I would like to find the Inverse Laplace transform of the following fraction:
$$\frac{1}{s^2-18s+810}$$
The problem is that the numerator has imaginary roots $9+27i$ and $9-27i$. Can someone solve this fraction step by step, because I can't find $A$ and $B$ from imaginary roots?
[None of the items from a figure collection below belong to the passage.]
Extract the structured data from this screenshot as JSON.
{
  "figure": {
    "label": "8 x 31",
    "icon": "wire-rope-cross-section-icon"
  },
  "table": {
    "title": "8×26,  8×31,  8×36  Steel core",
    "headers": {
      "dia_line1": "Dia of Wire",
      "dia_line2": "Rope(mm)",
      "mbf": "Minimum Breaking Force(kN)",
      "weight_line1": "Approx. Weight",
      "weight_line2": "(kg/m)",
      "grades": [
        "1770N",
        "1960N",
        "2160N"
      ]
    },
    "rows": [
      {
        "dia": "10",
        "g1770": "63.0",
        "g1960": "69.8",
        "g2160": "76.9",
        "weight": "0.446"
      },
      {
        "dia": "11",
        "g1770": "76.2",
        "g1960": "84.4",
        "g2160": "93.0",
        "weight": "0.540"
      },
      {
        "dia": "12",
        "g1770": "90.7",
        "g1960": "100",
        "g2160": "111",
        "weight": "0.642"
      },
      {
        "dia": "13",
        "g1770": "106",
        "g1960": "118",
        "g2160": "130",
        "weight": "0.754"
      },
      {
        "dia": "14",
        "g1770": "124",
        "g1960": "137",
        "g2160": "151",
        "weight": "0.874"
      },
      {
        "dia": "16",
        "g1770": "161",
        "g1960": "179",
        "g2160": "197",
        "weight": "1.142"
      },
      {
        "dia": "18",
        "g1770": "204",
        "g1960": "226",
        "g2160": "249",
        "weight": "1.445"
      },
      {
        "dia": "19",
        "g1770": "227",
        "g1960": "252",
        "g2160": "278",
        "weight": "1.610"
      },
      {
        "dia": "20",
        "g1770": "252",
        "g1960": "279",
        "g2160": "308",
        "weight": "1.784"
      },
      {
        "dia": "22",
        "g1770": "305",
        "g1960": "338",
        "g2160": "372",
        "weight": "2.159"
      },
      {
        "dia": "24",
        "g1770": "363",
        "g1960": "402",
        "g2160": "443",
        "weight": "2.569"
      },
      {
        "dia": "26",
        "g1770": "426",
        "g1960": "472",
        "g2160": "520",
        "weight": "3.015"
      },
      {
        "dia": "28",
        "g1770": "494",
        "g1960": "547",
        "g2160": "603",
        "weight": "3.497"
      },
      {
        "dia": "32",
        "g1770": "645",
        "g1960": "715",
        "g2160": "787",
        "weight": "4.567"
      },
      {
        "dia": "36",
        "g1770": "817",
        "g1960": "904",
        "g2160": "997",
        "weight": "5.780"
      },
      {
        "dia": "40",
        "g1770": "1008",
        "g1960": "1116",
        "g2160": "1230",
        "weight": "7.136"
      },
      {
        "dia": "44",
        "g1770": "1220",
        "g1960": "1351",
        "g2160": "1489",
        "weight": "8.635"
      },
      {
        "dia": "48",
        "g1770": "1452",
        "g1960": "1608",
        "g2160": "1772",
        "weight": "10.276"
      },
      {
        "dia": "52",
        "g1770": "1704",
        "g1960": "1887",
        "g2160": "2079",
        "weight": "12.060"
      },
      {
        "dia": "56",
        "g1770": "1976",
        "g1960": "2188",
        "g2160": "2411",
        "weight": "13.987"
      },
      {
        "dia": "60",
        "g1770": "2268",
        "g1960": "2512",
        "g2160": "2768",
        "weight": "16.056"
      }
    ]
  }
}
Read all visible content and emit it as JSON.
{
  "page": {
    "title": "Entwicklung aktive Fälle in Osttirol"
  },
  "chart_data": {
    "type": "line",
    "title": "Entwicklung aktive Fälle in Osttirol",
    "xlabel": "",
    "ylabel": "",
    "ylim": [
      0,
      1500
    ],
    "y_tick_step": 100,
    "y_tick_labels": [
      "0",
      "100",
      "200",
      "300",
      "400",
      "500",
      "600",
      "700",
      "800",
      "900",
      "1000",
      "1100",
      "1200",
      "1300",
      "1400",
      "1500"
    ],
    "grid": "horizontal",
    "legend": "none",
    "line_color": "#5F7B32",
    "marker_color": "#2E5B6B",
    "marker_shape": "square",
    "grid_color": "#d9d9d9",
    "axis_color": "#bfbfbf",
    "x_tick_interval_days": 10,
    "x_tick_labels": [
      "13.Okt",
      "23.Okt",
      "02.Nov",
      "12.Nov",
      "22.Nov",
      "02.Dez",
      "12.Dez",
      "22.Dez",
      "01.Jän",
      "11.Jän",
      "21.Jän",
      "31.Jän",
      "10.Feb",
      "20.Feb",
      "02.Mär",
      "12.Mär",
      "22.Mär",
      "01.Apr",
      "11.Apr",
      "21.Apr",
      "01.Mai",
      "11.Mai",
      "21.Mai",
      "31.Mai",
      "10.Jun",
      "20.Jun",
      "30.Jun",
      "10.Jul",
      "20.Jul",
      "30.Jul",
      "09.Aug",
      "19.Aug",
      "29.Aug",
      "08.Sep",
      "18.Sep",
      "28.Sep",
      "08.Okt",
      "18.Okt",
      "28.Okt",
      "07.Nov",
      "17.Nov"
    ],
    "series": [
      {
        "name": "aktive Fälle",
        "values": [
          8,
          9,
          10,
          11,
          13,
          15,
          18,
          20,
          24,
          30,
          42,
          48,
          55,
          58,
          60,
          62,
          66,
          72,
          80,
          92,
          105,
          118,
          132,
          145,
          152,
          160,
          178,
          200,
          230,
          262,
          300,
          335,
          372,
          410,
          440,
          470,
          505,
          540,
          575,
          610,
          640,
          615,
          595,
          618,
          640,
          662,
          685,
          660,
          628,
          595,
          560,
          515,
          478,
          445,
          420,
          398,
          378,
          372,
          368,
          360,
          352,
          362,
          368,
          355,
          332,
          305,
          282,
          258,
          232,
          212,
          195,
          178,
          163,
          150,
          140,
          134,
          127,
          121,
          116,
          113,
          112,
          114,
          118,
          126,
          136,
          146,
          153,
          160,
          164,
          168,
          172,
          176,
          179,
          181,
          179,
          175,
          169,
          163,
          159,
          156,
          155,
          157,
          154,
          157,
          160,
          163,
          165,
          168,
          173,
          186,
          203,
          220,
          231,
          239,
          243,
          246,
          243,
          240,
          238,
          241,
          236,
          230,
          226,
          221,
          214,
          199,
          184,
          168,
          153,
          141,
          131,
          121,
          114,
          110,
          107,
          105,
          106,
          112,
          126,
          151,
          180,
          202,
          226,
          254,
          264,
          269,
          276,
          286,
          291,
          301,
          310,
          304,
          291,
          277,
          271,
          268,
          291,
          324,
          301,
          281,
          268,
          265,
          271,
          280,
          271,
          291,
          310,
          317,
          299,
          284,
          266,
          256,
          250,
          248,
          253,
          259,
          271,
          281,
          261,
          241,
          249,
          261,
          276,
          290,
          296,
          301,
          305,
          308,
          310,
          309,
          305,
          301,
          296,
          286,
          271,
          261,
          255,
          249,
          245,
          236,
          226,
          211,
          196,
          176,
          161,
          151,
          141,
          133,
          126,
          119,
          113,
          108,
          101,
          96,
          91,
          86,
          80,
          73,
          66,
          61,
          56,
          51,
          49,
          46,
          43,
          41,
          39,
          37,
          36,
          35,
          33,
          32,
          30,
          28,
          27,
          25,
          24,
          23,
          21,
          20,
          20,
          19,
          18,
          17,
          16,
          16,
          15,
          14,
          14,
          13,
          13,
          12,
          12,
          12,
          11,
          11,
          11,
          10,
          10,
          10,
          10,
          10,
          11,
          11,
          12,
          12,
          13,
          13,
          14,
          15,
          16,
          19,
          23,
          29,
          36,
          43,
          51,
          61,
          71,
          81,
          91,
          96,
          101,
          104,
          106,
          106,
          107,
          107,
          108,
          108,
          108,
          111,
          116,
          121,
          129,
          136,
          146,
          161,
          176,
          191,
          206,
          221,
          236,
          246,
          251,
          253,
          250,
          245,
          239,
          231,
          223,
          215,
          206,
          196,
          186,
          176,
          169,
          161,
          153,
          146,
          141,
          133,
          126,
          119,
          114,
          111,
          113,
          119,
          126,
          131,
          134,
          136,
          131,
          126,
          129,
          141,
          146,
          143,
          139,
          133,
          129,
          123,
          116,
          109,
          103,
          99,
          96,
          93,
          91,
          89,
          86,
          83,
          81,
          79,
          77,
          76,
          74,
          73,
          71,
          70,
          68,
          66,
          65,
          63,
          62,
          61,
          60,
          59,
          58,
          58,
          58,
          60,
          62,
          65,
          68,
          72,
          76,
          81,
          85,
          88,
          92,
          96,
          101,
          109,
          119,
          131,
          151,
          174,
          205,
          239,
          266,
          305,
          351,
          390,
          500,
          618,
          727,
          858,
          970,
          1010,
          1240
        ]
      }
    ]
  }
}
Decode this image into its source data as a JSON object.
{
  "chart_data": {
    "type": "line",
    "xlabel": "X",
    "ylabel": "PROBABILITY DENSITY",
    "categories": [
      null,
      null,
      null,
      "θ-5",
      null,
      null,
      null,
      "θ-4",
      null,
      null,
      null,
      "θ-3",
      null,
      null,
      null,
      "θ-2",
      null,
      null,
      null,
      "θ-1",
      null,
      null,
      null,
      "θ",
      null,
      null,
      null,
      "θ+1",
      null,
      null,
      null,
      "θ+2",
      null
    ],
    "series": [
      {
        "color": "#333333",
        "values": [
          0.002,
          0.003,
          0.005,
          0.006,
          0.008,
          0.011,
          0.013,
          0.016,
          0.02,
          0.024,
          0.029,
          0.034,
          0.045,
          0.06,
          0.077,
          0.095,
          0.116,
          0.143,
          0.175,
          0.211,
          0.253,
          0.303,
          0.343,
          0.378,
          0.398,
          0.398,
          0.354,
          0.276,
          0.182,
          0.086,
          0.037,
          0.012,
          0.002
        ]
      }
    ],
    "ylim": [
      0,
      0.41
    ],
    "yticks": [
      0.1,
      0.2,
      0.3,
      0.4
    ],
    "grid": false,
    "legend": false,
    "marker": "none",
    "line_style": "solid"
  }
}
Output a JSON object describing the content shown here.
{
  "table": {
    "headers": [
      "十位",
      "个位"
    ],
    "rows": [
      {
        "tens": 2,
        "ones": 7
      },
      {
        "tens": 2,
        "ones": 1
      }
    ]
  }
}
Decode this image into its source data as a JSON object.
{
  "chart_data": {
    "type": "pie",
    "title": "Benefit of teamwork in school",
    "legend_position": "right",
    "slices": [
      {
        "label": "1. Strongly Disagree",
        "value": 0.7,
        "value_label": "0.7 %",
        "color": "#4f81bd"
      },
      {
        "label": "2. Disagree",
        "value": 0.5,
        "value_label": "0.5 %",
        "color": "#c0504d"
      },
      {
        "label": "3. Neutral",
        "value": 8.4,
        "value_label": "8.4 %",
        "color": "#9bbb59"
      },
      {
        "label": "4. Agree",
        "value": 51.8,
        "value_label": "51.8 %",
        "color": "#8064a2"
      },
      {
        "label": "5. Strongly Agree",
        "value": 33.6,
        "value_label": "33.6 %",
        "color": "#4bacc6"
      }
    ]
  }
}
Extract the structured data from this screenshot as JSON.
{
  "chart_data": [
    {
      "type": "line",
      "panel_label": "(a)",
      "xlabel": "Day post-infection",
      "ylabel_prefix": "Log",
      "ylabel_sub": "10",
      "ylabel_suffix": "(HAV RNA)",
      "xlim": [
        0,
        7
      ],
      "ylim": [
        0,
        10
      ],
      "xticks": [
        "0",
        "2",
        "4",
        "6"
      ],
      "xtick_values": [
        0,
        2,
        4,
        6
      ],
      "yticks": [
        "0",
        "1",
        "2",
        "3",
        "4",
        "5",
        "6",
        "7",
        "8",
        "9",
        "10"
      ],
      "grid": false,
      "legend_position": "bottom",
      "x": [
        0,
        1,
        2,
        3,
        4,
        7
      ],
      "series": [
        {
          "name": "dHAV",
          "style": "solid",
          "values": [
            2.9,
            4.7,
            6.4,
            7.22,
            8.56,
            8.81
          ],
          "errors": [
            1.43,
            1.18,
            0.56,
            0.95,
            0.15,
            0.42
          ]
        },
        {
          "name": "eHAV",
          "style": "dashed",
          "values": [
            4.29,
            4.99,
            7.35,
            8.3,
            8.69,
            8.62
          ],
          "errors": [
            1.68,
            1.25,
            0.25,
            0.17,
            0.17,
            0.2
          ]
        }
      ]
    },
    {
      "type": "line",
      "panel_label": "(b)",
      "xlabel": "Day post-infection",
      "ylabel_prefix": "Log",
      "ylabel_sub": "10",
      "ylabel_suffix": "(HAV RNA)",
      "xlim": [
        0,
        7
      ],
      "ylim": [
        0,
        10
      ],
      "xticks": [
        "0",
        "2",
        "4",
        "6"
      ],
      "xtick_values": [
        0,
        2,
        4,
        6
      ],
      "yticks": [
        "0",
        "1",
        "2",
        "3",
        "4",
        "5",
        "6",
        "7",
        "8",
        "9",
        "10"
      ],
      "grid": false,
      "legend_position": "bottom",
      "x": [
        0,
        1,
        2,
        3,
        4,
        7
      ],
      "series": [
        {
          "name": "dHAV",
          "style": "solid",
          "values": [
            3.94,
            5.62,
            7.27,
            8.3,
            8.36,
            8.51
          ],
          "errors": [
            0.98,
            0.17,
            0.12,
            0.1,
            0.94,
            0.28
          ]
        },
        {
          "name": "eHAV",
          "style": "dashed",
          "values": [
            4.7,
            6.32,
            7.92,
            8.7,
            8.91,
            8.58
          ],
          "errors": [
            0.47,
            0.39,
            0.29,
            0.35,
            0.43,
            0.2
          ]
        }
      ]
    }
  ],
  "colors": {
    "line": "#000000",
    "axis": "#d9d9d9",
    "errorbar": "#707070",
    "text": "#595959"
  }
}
Instead of using partial fractions, I would start by completing the square on the denominator: $$\frac{1}{s^2-18s+810}=\frac{1}{(s-9)^2+729} \tag{*}$$ You can now easily use result 19 on the Table of Laplace Transforms, however if you wish to derive it, I provided a small proof:
Proof: By definition, we know that: $$\mathcal{L}\{\sin(bt)\}=\int_0^{\infty} e^{-st}\sin(bt)~dt$$ Consider using integration by parts twice on the indefinite integral: $$\begin{align}\int e^{-st}\sin(bt)~dt&=-\frac{1}{s}e^{-st}\sin(bt)+\frac{b}{s}\int e^{-st}\cos(bt)~dt\\&=-\frac{1}{s}e^{-st}\sin(bt)+\frac{b}{s}\left(-\frac{1}{s}e^{-st}\cos(bt)-\frac{b}{s} \int e^{-st}\sin(bt)~dt\right)\\&=-\frac{1}{s}e^{-st}\sin(bt)-\frac{b}{s^2}e^{-st}\cos(bt)-\frac{b^2}{s^2}\int e^{-st}\sin(bt)~dt \end{align}$$ This implies that: $$\frac{s^2+b^2}{s^2}\cdot \int e^{-st}\sin(bt)~dt=\displaystyle -e^{-st} \left({\frac{1}{s} \sin (bt) + \frac b {s^2} \cos (bt) }\right)$$ Therefore: $$\begin{align}\mathcal{L}\{\sin(bt)\}&=-\frac{s^2}{s^2+b^2}\left[e^{-st}\left(\frac{1}{s}\sin(bt)+\frac{b}{s^2}\cos(bt)\right)\right]_0^{\infty}\\&=-\frac{s^2}{s^2+b^2}\left(0-1\cdot \left(\frac{1}{s}\cdot 0+\frac{b}{s^2}\cdot 1\right)\right)\\&=\frac{b}{s^2+b^2} \tag*{$\blacksquare$} \end{align}$$
Proof: By definition: $$\begin{align}\mathcal{L}\{e^{at}f(t)\}&=\int_0^{\infty} e^{-st}[e^{at}f(t)]~dt\\&=\int_0^{\infty}e^{-(s-a)t}f(t)~dt\\&=F(s-a) \tag*{$\blacksquare$} \end{align}$$
Therefore, it follows from $(1)$ and $(2)$ that: $$\mathcal{L}\{e^{at}\sin(bt)\}=\frac{b}{(s-a)^2+b^2} \tag{3}$$ We can easily apply $(3)$ to evaluate the Inverse Laplace Transform of $(*)$.